By selecting the target section for relocation with the shorter prefix, we insure that a section with a long prefix won’t be split and so an unbalanced network is not created.
Of course, if there are several sections with a short prefix then the smaller section must be selected among them.
Nice catch, Thierry. Avoid, at all costs, a cascade merging, the greatest fear, seems the most reasonable option.
And adding a step in the random relocation, forcing the new node to find a key in the neighbouring section with shorter prefix, could be the best of both worlds.
Hey @tfa, thanks for this! @bart is away for a couple of days, so I’ll be looking into this in the meantime. Let me get back to you once I have something.
Your modifications certainly made things better, but it still isn’t enough. For example, we are still seeing sections of ~1000 nodes, which is way too much (ideal section size is between 20 - 30 nodes). We are currently trying different approach and will update as soon as we have some results.
Yes, the algorithm must be improved because sections are still too big and there are too many node rejections, but I don’t observe as big sections as you do. With default settings (no arguments given) I get 71 sections with 154 nodes on average (min size is 33 and max is 431).
This is the result with my fork, but you have made some modifications since the fork, I will try to merge them when I have time, to see how things evolve.
My random seed is: AGE_SEED="[1070056145, 2737779209, 2756500248, 3832683655]"
I have rebased my code on Maidsafe new version and I got similar results. The number of sections is now only 65, which is not very far from previuos result (71). Maybe the difference is due to the new drop probability distribution, which I suppose is a better model of outside world (not under vaults control).
I also noticed that the age penalty for a rejoining node is now less severe (minus 1 instead of divided by 2). Maybe this is a good thing for people who need to restart their vault.
After that I made an experiment and added 1 to the number of trailing zeros so that a relocation is done at each event and not just every other event. The results are better (but still not perfect):
57843 rejections (instead of 70874)
102 sections (instead of 65)
Then I replaced boolean norejectyoung parameter by a numerical one that indicates the number of allowed young peers in a section. Modifying this parameter can generate slightly better results:
Max Young
Rejections
Sections
1
57843
102
2
56780
119
3
56242
104
4
56002
83
We can observe that the optimum is to allow 2 young nodes (age = 1) in a section.
I have updated my repository with this code and the specific command generate this configuration is:
Cheers for the testing, just a small point.
I suspect age start at 4 is actually here we want to be. 1-3 is just work for the network, but 4 means a node does some work and the network does minimum.
I tested with init_age = 4 and different values for max_young parameters.
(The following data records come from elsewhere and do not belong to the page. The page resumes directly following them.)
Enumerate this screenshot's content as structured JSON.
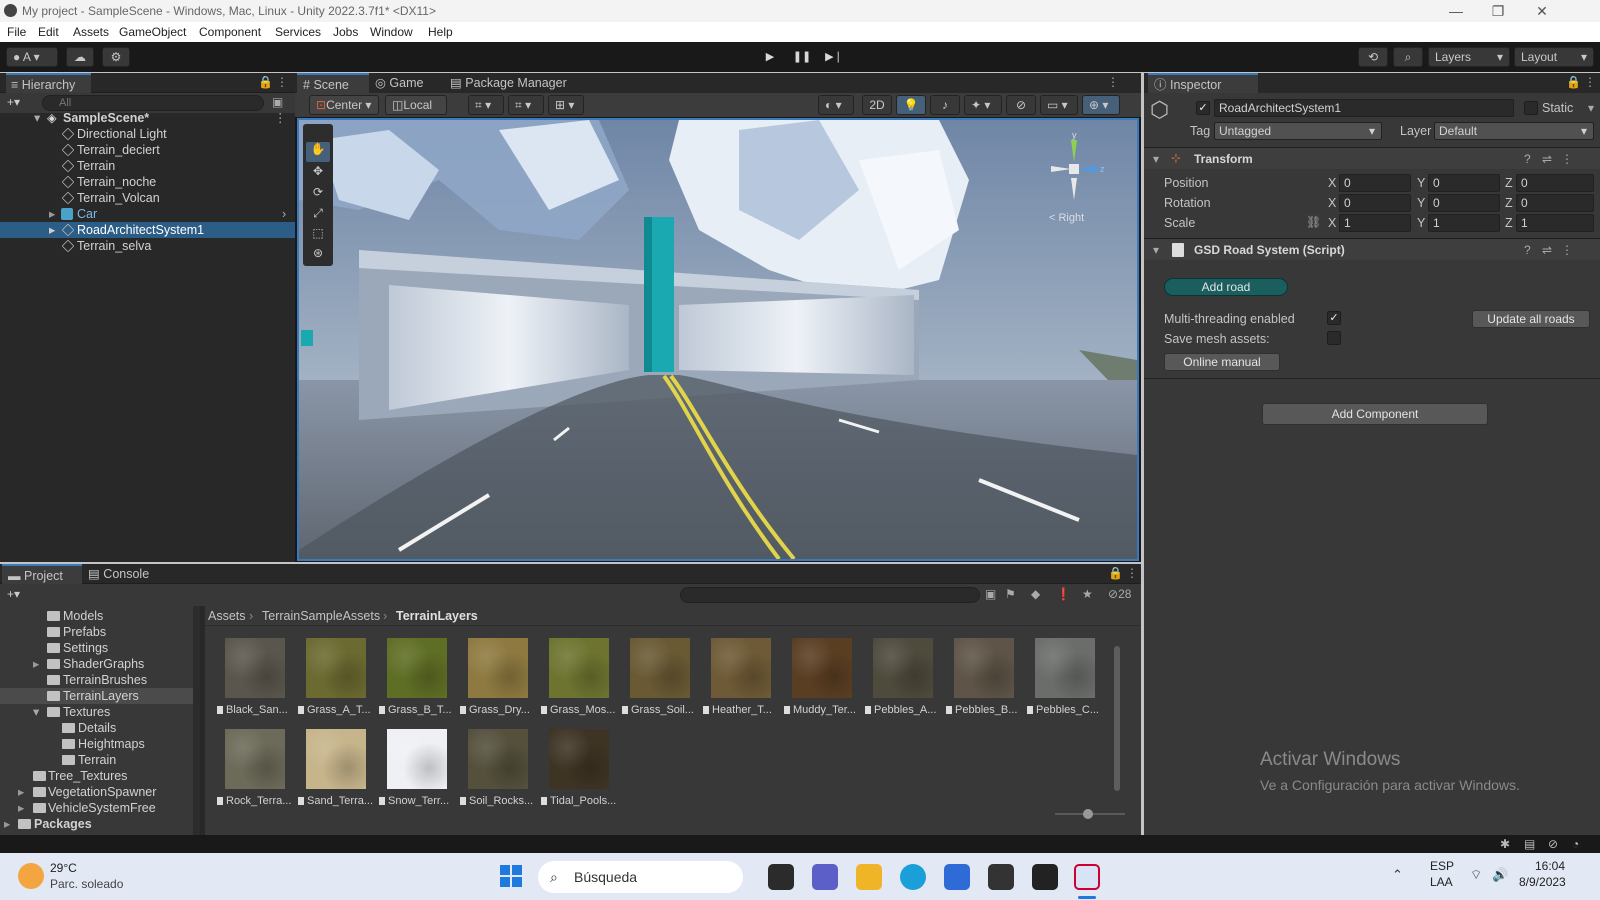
{
  "titlebar": {
    "title": "My project - SampleScene - Windows, Mac, Linux - Unity 2022.3.7f1* <DX11>"
  },
  "menu": [
    "File",
    "Edit",
    "Assets",
    "GameObject",
    "Component",
    "Services",
    "Jobs",
    "Window",
    "Help"
  ],
  "toolbar": {
    "account": "A",
    "layers": "Layers",
    "layout": "Layout"
  },
  "hierarchy": {
    "tab": "Hierarchy",
    "search_placeholder": "All",
    "scene": "SampleScene*",
    "items": [
      "Directional Light",
      "Terrain_deciert",
      "Terrain",
      "Terrain_noche",
      "Terrain_Volcan",
      "Car",
      "RoadArchitectSystem1",
      "Terrain_selva"
    ]
  },
  "scene_view": {
    "tabs": [
      "Scene",
      "Game",
      "Package Manager"
    ],
    "pivot": "Center",
    "space": "Local",
    "mode_2d": "2D",
    "gizmo_label": "Right"
  },
  "inspector": {
    "tab": "Inspector",
    "object_name": "RoadArchitectSystem1",
    "static_label": "Static",
    "tag_label": "Tag",
    "tag_value": "Untagged",
    "layer_label": "Layer",
    "layer_value": "Default",
    "transform": {
      "title": "Transform",
      "position_label": "Position",
      "rotation_label": "Rotation",
      "scale_label": "Scale",
      "axis_x": "X",
      "axis_y": "Y",
      "axis_z": "Z",
      "position": [
        "0",
        "0",
        "0"
      ],
      "rotation": [
        "0",
        "0",
        "0"
      ],
      "scale": [
        "1",
        "1",
        "1"
      ]
    },
    "script": {
      "title": "GSD Road System (Script)",
      "add_road": "Add road",
      "multithreading_label": "Multi-threading enabled",
      "multithreading_checked": "✓",
      "update_all": "Update all roads",
      "save_mesh_label": "Save mesh assets:",
      "online_manual": "Online manual"
    },
    "add_component": "Add Component"
  },
  "project": {
    "tabs": [
      "Project",
      "Console"
    ],
    "hidden_count": "28",
    "tree": [
      "Models",
      "Prefabs",
      "Settings",
      "ShaderGraphs",
      "TerrainBrushes",
      "TerrainLayers",
      "Textures",
      "Details",
      "Heightmaps",
      "Terrain",
      "Tree_Textures",
      "VegetationSpawner",
      "VehicleSystemFree",
      "Packages"
    ],
    "breadcrumb": [
      "Assets",
      "TerrainSampleAssets",
      "TerrainLayers"
    ],
    "assets": [
      {
        "name": "Black_San...",
        "color": "#5b564d"
      },
      {
        "name": "Grass_A_T...",
        "color": "#6b6a30"
      },
      {
        "name": "Grass_B_T...",
        "color": "#5f6e25"
      },
      {
        "name": "Grass_Dry...",
        "color": "#8e7a40"
      },
      {
        "name": "Grass_Mos...",
        "color": "#6e7430"
      },
      {
        "name": "Grass_Soil...",
        "color": "#6a5a34"
      },
      {
        "name": "Heather_T...",
        "color": "#6e5a36"
      },
      {
        "name": "Muddy_Ter...",
        "color": "#5a3e22"
      },
      {
        "name": "Pebbles_A...",
        "color": "#4e4a3c"
      },
      {
        "name": "Pebbles_B...",
        "color": "#5e5447"
      },
      {
        "name": "Pebbles_C...",
        "color": "#6a6d6a"
      },
      {
        "name": "Rock_Terra...",
        "color": "#6c6a58"
      },
      {
        "name": "Sand_Terra...",
        "color": "#c6b48a"
      },
      {
        "name": "Snow_Terr...",
        "color": "#eef0f4"
      },
      {
        "name": "Soil_Rocks...",
        "color": "#54503c"
      },
      {
        "name": "Tidal_Pools...",
        "color": "#3e3424"
      }
    ]
  },
  "watermark": {
    "title": "Activar Windows",
    "subtitle": "Ve a Configuración para activar Windows."
  },
  "taskbar": {
    "temp": "29°C",
    "weather": "Parc. soleado",
    "search": "Búsqueda",
    "lang1": "ESP",
    "lang2": "LAA",
    "time": "16:04",
    "date": "8/9/2023"
  },
  "colors": {
    "selection": "#2c5d87",
    "accent": "#3a79bb",
    "add_road": "#1b5e5e"
  }
}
The results were not good.
Then I realized that, in my modification to insure a relocation is done for every event, I must add init_age instead of simply 1. With this modification the results are much better:
Rejections: 44357
Sections: 2073
Average section size: 19.33
But in return the simulation is now much longer to execute (about 53 mn), so I have only tested with max_young=1. I will test other values later. But I think that a great step has already been made.